In fact, one doesn't have to be concerned about climate change at all in order to support such policies; values of fiscal conservatism and localism, both key to Republican ideology, can be better realized through population-dense development than through sprawl. Tom Darden, a developer of urban and close-in suburban properties, said Wednesday, "I'm a Republican and have been my whole life. I consider myself a very conservative person. But it never made sense to me why we would tax ordinary people in order to subsidize this form of development, sprawl."This is something I've always thought, if so concerned with fiscal conservatism, why is sprawl so pervasive? Part of the problem perhaps was communism in the 50's. Whenever you read opposing blogs or "conservative" thought in the comments, you always hear communism. I often wonder, if Moscow and Eastern Europe didn't have high rises and expansive transit networks, would we hear a different argument for sprawl? Probably.
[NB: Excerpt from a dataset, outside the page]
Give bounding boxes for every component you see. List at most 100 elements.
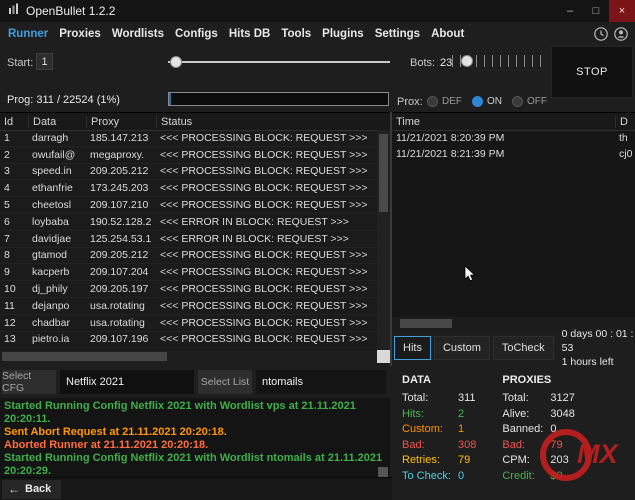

But who knows.
I do know that Representative Mica has been pretty supportive in the past. And its heartening to hear his comments. The FTA isn't helping.
But the federal government is a hindrance as often as a help, Mica admitted, throwing years worth of bureaucratic red tape in front of states that want to construct light rail lines. "As the federal government, we're a very unreliable partner, and we haven't decided what our policy is," Mica said, adding that he has been working since 1989 on building one light rail line in his central Florida home district, and expects to see grandchildren before the project is completed.This is what causes cost overruns. Of course things are going to go up in cost when it takes 10 years to build a light rail line. You should blame that on the FTA and the political appointments of Bush, rather than the transit agencies that want it done quicker.